Rita Ribeiro, natural do Porto, é licenciada em Sociologia das Organizações, Mestre em Antropologia e Doutorada em Sociologia pela UMinho. É professora auxiliar do Departamento de Sociologia, do Instituto de Ciências Sociais desta instituição, desde 1995 onde tem vindo a desenvolver investigação na área da sociologia da cultura e, em particular, no domínio das identidades coletivas, bem como da multiculturalidade e da sociologia do consumo. 

Em 2012 lançou o livro “A Europa na Identidade Nacional”, baseado na sua tese de doutoramento, com o objetivo de compreender como Portugal se posicionou na Europa no último século e meio e também analisar a importância do velho continente para os portugueses. Foi também coautora do livro ”História da Universidade do Minho”, coordenado por Fátima Moura Ferreira,  professora do Departamento de História da UMinho, e lançado em 2014 a propósito da celebração dos 40 anos da instituição. Quisemos conhecer melhor o seu trabalho como docente e investigadora, cujo percurso tem estado sempre ligado a esta academia. 

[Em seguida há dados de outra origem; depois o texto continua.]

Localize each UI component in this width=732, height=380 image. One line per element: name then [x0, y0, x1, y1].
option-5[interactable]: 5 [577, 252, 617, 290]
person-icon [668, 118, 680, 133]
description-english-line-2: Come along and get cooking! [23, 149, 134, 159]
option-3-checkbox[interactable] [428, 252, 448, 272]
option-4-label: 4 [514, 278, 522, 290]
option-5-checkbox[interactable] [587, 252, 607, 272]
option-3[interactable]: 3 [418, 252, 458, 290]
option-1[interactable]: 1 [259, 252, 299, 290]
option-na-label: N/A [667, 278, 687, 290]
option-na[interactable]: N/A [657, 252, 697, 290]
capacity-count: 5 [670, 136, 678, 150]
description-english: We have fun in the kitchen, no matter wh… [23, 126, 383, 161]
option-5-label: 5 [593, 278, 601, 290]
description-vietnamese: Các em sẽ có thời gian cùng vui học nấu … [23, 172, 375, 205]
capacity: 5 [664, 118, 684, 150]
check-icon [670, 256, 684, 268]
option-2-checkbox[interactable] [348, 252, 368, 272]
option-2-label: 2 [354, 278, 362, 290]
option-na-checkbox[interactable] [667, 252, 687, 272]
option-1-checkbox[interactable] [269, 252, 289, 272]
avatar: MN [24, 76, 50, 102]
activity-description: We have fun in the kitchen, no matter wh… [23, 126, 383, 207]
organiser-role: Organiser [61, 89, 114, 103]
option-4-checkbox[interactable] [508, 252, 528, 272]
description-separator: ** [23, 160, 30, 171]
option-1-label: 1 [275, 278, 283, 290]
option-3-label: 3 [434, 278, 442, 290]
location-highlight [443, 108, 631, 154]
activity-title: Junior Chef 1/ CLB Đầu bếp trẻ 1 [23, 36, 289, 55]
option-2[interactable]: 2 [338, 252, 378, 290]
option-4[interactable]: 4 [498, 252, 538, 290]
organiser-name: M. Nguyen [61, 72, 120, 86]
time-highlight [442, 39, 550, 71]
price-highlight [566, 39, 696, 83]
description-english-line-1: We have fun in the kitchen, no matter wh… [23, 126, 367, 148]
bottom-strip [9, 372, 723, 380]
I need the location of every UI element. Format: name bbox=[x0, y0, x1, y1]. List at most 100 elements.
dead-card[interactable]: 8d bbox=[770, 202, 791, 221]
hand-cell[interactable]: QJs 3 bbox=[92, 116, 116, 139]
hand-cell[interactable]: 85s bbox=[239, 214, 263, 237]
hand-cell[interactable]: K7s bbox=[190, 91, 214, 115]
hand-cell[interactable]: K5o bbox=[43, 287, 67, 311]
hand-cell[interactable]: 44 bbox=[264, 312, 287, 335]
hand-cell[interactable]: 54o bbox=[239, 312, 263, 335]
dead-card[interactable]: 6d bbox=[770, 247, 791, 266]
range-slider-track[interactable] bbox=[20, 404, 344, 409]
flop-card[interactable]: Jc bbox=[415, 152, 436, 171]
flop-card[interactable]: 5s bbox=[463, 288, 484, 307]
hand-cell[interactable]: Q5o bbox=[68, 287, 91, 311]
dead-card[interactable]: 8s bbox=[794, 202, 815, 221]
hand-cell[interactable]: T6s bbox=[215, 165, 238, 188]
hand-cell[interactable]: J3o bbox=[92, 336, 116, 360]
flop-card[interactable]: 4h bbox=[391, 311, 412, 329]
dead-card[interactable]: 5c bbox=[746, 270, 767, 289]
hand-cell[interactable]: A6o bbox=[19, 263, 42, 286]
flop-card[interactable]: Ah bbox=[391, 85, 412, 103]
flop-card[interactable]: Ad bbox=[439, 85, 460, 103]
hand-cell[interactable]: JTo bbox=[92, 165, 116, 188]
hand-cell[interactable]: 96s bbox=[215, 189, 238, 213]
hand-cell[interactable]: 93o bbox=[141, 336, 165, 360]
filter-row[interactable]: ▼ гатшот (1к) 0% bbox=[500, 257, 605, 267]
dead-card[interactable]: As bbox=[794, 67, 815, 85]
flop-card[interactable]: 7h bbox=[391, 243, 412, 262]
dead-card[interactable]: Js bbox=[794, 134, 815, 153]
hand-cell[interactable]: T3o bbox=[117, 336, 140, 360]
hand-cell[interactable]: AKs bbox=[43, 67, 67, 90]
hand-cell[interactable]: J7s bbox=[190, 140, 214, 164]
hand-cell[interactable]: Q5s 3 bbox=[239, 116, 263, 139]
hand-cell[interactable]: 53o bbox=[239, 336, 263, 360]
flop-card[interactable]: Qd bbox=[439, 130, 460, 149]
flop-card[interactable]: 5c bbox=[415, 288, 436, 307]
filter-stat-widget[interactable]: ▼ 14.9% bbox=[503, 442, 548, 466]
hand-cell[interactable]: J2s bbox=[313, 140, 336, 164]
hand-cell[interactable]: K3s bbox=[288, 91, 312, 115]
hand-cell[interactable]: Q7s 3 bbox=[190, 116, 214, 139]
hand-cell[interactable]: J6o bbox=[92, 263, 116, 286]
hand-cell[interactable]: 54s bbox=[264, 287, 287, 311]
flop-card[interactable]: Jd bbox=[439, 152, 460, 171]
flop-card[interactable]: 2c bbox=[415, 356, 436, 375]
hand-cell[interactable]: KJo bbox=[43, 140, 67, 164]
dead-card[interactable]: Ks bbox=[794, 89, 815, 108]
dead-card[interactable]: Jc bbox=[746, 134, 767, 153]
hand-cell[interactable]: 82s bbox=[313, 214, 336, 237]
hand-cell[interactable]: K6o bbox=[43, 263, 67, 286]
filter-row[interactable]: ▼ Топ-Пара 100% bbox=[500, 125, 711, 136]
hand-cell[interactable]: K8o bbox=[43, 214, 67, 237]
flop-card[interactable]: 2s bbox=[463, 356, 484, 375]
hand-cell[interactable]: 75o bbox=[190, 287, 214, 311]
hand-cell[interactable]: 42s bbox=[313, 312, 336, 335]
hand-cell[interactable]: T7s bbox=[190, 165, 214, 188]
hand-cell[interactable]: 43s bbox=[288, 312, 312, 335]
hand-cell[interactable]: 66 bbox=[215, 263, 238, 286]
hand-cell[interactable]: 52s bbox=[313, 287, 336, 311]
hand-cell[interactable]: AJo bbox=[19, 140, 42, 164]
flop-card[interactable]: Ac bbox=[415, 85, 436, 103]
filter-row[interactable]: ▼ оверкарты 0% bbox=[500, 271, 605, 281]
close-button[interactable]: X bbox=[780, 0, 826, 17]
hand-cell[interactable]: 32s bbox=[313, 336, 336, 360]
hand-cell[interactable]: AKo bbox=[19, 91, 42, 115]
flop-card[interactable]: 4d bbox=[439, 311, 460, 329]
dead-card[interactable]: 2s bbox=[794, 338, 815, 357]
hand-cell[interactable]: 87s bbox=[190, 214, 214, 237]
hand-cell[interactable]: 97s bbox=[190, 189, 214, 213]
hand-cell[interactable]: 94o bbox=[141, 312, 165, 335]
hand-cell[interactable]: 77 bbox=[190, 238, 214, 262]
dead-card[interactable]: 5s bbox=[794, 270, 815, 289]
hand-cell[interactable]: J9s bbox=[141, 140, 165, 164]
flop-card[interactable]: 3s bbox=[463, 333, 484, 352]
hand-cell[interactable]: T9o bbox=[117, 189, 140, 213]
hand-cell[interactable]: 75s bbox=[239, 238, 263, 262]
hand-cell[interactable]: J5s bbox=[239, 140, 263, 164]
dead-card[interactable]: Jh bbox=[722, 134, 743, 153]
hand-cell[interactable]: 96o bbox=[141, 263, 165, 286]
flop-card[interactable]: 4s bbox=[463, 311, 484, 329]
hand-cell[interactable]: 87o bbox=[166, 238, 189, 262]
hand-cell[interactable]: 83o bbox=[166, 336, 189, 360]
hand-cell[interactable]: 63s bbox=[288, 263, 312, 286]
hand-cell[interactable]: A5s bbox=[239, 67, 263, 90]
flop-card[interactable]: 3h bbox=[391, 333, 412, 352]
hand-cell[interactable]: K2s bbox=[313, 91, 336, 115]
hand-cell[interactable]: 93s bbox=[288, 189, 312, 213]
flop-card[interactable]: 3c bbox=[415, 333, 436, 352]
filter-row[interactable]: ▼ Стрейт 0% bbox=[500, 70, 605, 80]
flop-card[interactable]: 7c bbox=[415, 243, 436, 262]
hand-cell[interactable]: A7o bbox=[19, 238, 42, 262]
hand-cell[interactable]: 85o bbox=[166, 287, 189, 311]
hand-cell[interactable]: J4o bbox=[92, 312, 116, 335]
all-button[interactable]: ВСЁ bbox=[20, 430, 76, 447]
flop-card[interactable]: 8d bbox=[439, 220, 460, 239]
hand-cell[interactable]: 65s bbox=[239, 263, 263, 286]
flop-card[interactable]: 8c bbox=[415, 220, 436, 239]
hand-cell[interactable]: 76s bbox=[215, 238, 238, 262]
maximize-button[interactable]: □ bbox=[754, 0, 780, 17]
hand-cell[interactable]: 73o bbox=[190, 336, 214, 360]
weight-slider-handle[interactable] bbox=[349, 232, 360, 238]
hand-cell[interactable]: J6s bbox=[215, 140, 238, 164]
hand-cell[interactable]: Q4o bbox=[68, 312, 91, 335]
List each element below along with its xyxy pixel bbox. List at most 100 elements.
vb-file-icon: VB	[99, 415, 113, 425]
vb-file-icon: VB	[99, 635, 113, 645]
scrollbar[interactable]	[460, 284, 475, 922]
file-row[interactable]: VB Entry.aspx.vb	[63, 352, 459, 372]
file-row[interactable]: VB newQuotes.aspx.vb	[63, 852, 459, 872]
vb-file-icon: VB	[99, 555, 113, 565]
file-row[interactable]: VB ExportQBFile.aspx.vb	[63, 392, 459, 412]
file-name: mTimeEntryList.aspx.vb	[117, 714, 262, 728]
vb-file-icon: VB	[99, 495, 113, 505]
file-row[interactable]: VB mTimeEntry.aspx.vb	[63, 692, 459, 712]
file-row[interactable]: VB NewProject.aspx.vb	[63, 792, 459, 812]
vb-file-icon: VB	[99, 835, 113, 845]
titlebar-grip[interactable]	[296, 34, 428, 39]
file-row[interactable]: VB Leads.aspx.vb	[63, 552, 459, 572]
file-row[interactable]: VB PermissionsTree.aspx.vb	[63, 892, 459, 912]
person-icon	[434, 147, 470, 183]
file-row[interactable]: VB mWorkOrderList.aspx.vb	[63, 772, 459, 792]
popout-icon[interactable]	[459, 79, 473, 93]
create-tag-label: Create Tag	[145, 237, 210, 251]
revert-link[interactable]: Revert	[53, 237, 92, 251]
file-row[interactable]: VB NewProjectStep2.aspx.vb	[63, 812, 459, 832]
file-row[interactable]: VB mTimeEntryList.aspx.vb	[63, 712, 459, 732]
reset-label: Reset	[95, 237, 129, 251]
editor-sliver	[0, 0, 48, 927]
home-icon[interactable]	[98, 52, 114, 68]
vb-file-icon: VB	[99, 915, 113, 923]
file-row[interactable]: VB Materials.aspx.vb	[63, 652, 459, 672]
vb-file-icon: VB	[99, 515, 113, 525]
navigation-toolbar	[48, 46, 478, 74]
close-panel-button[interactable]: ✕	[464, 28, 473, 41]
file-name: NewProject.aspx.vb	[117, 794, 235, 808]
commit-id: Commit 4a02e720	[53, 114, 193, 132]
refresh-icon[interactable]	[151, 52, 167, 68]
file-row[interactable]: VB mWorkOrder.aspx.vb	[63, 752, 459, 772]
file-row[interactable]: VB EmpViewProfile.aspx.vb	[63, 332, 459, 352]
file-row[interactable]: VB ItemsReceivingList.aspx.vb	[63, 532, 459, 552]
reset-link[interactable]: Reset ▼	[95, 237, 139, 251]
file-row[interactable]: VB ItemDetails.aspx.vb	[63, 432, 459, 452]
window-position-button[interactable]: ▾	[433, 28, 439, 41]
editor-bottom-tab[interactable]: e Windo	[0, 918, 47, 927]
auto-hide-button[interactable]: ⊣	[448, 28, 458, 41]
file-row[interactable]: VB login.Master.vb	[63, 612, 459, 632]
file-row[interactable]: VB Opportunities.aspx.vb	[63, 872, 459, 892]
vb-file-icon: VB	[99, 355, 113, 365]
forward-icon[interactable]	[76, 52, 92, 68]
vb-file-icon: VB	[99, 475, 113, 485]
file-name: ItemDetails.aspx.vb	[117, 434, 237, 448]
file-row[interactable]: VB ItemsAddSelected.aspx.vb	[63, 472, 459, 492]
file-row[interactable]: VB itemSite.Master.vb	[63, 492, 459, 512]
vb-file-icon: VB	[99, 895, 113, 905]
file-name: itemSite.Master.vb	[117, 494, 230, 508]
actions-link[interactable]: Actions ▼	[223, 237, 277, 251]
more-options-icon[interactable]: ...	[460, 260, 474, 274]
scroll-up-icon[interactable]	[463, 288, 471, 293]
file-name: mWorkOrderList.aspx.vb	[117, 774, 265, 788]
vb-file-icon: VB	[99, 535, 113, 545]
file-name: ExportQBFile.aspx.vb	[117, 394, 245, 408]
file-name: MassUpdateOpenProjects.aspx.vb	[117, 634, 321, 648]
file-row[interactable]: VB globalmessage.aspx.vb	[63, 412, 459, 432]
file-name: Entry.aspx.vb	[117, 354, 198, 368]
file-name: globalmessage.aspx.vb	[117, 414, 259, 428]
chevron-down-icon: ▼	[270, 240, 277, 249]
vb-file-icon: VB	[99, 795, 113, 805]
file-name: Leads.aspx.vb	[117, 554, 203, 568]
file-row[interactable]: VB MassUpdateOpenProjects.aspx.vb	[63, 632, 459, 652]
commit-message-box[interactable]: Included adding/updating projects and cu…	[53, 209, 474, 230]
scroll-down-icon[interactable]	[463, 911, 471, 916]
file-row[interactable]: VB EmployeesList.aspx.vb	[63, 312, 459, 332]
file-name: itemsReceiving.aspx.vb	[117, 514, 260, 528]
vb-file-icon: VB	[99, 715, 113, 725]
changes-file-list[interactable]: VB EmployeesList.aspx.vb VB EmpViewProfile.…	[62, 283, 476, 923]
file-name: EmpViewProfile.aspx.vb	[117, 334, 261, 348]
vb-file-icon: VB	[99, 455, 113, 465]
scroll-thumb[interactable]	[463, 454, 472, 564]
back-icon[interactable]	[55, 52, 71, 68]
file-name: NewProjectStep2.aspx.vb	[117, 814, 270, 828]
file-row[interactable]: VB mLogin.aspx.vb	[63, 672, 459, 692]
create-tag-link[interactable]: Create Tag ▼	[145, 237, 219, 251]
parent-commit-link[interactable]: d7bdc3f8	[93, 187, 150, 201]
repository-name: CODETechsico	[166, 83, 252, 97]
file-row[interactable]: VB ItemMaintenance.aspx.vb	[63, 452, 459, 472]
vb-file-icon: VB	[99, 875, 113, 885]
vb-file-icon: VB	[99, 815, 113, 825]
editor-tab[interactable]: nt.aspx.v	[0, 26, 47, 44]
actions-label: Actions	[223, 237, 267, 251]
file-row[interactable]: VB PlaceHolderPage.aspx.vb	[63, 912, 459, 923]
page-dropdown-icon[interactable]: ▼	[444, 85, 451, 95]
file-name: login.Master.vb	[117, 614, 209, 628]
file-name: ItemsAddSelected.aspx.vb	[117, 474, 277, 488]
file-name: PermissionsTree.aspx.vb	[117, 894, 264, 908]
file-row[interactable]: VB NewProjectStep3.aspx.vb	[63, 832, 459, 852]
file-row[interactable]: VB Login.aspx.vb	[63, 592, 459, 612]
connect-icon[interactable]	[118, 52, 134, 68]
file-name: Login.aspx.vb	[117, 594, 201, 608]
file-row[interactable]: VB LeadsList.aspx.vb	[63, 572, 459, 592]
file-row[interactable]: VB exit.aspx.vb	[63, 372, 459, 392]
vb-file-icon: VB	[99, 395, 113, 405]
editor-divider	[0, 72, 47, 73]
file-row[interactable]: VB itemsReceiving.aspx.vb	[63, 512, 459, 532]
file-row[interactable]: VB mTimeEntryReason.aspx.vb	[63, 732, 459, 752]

​Muito do seu trabalho de investigação tem-se debruçado sobre a identidade nacional na sua relação com a Europa. Porquê esta temática? 

Em pouco mais de dez anos, Portugal pôs termo a uma ditadura de quase meio século e uma guerra colonial, fez a descolonização, consolidou um sistema político democrático, lançou as bases para o desenvolvimento do país e aderiu à então Comunidade Económica Europeia. Talvez não tenhamos bem essa noção, mas com a democracia veio uma aceleração histórica extraordinária. Tudo isto tem sido estudado em diversos domínios do conhecimento, mas a forma como nos situamos na Europa e como a Europa se reflecte na identidade dos portugueses não tinha tido a atenção devida nas Ciências Sociais e foi o que procurei fazer.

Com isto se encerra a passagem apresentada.